Over time, however, fitness and health will take a backseat to personal information management and interaction with everything on the Internet through a voice-based virtual assistant.

Right now, people associate wearable computing with smartwatches, fitness bands and Google Glass. But wearable devices will be worn all over.

We'll see a wide variety of wearable devices that clip onto clothing. Sony, as an early example, will soon ship its Sony Smart Bluetooth Handset SBH52, a clip-on device that relays audio to and from any Bluetooth device. You can use it like a phone (as in hold it up to your ear and talk). It also has an FM radio. Think of this device as a halfway technology between a Bluetooth headset and a clip-on wearable device.

Some wearable devices will be built into clothing, including shirts, shoes, socks and hats. Under Armour even has a vision video showing what it looks like when clothes are wearable touch computers.

Under Armour's vision video on wearable devices.

Wearable devices will hang around the neck like necklaces.

Some wearable devices will wrap around various body parts, including the neck, arm or chest. One leading chest-wrapping fitness wearable is called the Armour39 from Under Armour. The device measures athletic performance, which you can view and use in the product's mobile app.

The Misfit Shine wearable fitness gadget is interesting because the device itself is a quarter-size disk. You pick the accessory that enables you to wear it on your wrist, around your neck or clipped to your clothing.

The Misfit Shine fitness disk is about the size of a quarter and can be worn like a necklace. (Photo: Misfit)

We'll also see "facetop" devices beyond Google Glass.

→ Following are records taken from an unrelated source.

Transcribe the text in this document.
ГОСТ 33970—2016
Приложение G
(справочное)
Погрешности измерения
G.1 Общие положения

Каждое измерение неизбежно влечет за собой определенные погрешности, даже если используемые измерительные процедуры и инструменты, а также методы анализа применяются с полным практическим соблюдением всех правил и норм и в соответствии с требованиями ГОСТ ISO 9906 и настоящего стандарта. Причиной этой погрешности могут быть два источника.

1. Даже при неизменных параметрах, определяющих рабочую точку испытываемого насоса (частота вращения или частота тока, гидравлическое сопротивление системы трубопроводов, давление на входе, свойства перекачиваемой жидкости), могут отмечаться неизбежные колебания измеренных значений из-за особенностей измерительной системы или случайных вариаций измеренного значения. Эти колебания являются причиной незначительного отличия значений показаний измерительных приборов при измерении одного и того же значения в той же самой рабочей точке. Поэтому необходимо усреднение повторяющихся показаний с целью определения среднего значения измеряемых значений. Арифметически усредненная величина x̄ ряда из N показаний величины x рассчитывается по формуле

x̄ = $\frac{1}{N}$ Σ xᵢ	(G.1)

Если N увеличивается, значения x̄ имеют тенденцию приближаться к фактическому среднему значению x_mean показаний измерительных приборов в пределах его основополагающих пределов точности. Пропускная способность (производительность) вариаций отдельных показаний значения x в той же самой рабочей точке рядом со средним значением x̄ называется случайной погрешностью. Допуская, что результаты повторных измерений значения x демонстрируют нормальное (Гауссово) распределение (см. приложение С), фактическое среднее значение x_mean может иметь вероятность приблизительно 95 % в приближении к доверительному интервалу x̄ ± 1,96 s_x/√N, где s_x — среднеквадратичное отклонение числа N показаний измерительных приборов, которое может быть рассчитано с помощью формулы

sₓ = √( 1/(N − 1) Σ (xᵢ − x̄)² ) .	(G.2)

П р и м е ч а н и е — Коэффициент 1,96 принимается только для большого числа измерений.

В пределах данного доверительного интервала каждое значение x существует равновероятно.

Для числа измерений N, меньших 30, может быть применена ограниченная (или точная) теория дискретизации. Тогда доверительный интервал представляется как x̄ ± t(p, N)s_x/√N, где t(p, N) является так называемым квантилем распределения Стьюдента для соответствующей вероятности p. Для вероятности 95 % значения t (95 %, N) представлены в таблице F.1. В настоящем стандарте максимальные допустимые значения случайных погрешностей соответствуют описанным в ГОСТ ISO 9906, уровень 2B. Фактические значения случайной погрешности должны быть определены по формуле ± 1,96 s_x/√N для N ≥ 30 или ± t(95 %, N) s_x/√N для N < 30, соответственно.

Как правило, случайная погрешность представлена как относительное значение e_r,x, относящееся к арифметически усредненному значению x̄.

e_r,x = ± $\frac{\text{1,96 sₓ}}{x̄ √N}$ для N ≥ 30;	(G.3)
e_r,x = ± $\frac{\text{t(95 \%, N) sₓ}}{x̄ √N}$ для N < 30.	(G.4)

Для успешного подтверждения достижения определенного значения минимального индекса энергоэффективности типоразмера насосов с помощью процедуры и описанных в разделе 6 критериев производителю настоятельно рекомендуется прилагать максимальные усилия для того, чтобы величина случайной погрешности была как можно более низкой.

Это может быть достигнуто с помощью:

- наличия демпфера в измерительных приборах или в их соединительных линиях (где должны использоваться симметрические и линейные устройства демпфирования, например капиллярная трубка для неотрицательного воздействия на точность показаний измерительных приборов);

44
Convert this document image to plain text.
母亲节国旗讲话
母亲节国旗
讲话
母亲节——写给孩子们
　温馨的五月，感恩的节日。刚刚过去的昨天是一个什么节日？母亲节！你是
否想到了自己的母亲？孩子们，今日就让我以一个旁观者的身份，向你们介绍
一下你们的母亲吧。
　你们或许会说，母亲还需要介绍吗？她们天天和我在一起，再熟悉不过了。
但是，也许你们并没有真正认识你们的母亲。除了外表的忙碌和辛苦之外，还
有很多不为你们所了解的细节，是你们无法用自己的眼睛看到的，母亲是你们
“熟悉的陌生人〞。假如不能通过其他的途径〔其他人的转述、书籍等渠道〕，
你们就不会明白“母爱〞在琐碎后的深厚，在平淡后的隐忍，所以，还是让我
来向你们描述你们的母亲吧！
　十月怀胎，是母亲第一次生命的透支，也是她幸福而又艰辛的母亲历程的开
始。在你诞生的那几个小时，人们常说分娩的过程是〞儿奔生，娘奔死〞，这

Already glass-type wearables have been announced or shipped by Epiphany Eyewear, GlassUp, Oakley and Recon Instruments.

Of course, there will be wristwatches galore from companies large and small, including Acer, AGENT, Androidly, Apple, Cookoo, Dell, EmoPulse, Foxconn, GEAK, Google, Hyetis, I'm Watch, Intel, Kreyos, LG, Martian Metawatch, Microsoft, Pebble, PHTL Qualcomm Rearden Technology, Samsung, Sonostar, Sony, Toshiba, Vachen and others.

Giving wearable computing a voice
One of the biggest trends driving wearable computing is the rise of voice, and the age of interactive artificial intelligence virtual assistants. Siri and Google Now are early examples of what's possible.